Note: File three copies of this Form, one of which must be manually signed. If space is insufficient, see Instruction 6 for procedure.
Persons who respond to the collection of information contained in this form are not required to respond unless the form displays a currently valid OMB Number.

FAQ

What insider transaction did LiveRamp (RAMP) disclose for Debora B. Tomlin?

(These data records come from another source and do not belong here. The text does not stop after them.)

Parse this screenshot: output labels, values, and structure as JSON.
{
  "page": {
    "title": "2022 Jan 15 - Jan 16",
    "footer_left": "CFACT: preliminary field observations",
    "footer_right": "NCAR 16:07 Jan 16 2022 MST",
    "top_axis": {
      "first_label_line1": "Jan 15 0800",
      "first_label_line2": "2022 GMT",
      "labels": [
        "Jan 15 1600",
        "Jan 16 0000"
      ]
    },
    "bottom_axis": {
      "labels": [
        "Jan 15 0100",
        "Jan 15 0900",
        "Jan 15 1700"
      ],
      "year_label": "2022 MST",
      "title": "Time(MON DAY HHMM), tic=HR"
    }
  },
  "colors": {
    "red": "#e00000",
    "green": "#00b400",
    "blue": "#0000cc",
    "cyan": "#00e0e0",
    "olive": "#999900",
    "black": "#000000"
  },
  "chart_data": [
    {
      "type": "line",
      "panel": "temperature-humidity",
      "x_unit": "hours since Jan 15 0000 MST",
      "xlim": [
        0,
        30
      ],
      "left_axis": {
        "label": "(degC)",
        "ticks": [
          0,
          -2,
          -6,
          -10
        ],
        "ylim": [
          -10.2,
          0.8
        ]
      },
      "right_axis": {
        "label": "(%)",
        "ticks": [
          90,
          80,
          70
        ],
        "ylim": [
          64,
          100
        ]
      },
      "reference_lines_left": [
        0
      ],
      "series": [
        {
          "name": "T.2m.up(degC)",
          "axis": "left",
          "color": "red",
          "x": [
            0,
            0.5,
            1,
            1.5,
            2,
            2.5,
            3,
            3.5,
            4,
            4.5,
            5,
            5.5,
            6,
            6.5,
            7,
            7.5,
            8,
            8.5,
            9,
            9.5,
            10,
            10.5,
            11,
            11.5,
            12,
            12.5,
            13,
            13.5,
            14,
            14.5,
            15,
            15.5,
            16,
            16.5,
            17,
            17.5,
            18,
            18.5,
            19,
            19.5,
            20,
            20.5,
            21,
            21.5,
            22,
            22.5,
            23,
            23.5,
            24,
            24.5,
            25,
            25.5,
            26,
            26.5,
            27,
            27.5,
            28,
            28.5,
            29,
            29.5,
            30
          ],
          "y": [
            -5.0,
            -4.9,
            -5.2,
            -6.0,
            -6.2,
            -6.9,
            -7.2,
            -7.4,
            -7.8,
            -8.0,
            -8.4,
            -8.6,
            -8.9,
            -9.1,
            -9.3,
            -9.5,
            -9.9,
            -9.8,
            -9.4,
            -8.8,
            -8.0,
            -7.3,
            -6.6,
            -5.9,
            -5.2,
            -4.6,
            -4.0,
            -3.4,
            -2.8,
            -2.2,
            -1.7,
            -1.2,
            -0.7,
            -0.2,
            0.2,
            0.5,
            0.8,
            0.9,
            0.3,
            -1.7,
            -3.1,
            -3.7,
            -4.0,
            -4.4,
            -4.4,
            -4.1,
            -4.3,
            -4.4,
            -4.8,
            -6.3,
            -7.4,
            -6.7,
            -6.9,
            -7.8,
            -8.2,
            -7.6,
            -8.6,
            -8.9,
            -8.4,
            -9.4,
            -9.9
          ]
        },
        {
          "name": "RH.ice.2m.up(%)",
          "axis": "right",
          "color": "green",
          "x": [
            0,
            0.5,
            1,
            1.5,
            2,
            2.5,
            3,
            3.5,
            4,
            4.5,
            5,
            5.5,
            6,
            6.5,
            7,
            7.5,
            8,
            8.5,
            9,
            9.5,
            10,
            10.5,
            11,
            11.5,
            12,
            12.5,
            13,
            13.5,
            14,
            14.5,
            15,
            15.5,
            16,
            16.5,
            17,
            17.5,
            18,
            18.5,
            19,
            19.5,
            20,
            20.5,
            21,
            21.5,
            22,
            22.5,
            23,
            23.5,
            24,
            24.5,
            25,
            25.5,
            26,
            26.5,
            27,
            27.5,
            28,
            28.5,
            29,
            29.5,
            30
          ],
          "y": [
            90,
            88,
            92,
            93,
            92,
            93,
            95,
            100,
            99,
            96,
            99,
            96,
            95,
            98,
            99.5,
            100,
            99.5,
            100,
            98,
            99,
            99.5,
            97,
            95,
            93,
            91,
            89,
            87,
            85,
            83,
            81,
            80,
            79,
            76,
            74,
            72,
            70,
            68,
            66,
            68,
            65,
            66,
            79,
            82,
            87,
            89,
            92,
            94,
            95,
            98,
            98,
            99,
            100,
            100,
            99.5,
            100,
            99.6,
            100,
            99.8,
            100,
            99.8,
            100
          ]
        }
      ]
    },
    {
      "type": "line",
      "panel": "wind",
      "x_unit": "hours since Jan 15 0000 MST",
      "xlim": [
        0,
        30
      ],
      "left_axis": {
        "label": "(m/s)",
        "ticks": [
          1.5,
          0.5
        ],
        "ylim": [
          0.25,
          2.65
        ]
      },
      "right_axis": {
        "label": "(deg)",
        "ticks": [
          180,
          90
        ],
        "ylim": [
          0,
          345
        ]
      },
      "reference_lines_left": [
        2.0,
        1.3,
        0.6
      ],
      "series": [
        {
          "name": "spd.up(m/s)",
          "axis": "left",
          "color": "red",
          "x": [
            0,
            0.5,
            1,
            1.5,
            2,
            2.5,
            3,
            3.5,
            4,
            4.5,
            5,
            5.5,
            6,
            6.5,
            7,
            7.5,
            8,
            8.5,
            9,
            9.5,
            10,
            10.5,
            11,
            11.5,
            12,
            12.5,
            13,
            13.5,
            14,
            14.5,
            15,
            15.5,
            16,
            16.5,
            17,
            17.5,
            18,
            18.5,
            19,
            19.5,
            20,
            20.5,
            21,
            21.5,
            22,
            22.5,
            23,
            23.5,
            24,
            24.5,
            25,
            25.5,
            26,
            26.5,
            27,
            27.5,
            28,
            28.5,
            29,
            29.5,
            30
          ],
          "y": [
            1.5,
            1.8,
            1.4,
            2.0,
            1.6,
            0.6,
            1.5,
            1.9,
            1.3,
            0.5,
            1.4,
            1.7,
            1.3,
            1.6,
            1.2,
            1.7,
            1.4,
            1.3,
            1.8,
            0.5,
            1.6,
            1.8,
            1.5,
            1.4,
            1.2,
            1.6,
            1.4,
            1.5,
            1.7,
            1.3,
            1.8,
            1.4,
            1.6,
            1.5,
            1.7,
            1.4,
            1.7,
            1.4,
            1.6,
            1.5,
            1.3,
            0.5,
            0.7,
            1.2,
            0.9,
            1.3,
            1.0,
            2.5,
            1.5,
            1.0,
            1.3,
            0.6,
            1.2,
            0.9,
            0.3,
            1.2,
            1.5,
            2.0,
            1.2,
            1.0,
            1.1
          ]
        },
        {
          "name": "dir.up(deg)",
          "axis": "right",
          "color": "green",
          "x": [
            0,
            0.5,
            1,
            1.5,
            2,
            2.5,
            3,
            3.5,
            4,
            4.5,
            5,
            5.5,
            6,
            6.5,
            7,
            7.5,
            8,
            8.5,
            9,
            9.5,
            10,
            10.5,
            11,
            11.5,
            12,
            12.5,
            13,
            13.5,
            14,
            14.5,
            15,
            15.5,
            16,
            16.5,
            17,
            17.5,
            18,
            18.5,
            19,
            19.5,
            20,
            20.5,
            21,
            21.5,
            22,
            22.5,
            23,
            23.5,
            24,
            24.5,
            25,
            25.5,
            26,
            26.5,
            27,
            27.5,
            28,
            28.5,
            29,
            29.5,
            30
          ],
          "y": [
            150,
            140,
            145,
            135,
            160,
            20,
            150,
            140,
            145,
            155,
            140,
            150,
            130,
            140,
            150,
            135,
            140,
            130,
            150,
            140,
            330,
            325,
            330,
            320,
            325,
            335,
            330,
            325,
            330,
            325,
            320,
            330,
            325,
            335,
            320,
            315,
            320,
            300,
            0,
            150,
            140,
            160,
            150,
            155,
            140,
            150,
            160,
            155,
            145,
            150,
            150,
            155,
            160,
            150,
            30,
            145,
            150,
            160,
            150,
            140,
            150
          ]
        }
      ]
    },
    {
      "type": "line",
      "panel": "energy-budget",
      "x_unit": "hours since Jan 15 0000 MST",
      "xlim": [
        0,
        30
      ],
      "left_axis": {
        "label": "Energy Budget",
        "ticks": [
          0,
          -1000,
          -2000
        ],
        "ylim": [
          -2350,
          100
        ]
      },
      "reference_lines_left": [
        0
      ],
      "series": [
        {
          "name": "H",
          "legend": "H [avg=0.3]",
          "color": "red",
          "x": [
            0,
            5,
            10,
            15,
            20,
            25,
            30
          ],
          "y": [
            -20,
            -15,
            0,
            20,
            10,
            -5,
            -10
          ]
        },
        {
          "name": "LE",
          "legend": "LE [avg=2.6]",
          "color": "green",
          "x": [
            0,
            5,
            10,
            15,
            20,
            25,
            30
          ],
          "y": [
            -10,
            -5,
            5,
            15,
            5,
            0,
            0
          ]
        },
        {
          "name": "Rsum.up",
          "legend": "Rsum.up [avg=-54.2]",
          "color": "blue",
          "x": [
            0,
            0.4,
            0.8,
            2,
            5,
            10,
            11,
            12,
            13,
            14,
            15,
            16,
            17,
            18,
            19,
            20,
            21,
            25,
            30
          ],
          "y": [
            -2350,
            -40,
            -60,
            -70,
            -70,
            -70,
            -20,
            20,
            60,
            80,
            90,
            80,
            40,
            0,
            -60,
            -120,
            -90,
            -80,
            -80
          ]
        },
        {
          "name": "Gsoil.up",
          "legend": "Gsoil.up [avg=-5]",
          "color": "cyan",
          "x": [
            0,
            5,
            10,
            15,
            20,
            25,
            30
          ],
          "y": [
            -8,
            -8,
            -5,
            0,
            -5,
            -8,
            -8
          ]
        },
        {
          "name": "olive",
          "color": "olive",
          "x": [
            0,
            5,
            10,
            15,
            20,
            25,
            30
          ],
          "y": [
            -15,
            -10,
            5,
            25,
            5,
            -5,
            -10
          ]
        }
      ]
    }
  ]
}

LiveRamp disclosed that director Debora B. Tomlin received a grant of 1,723 shares of common stock. The shares were issued on February 11, 2026 as part of her compensation for serving on the company’s board of directors, rather than bought on the open market.

Was the LiveRamp (RAMP) director’s Form 4 transaction a purchase or a stock award?

The Form 4 shows a stock award, not a purchase. Debora B. Tomlin acquired 1,723 LiveRamp common shares at a price of $0 per share, classified as a grant or other acquisition tied to her compensation as a director of the company.

How many LiveRamp (RAMP) shares does director Debora B. Tomlin own after this grant?

After the February 11, 2026 grant, Debora B. Tomlin directly owns 33,036 shares of LiveRamp common stock. This total reflects her holdings following the issuance of 1,723 additional shares as equity compensation for her role on the company’s board.

What transaction code appears on the LiveRamp (RAMP) Form 4 for Debora B. Tomlin?

The Form 4 lists transaction code “A” for Debora B. Tomlin’s activity. Code A indicates a grant, award, or other acquisition of securities. In this case, 1,723 shares of LiveRamp common stock were issued as part of her compensation for board service.

Is Debora B. Tomlin’s LiveRamp (RAMP) stock ownership reported as direct or indirect?

Her ownership is reported as direct. The Form 4 specifies ownership code “D” for the 33,036 LiveRamp common shares she holds following the February 11, 2026 stock grant, meaning the shares are directly owned rather than held through an intermediary entity.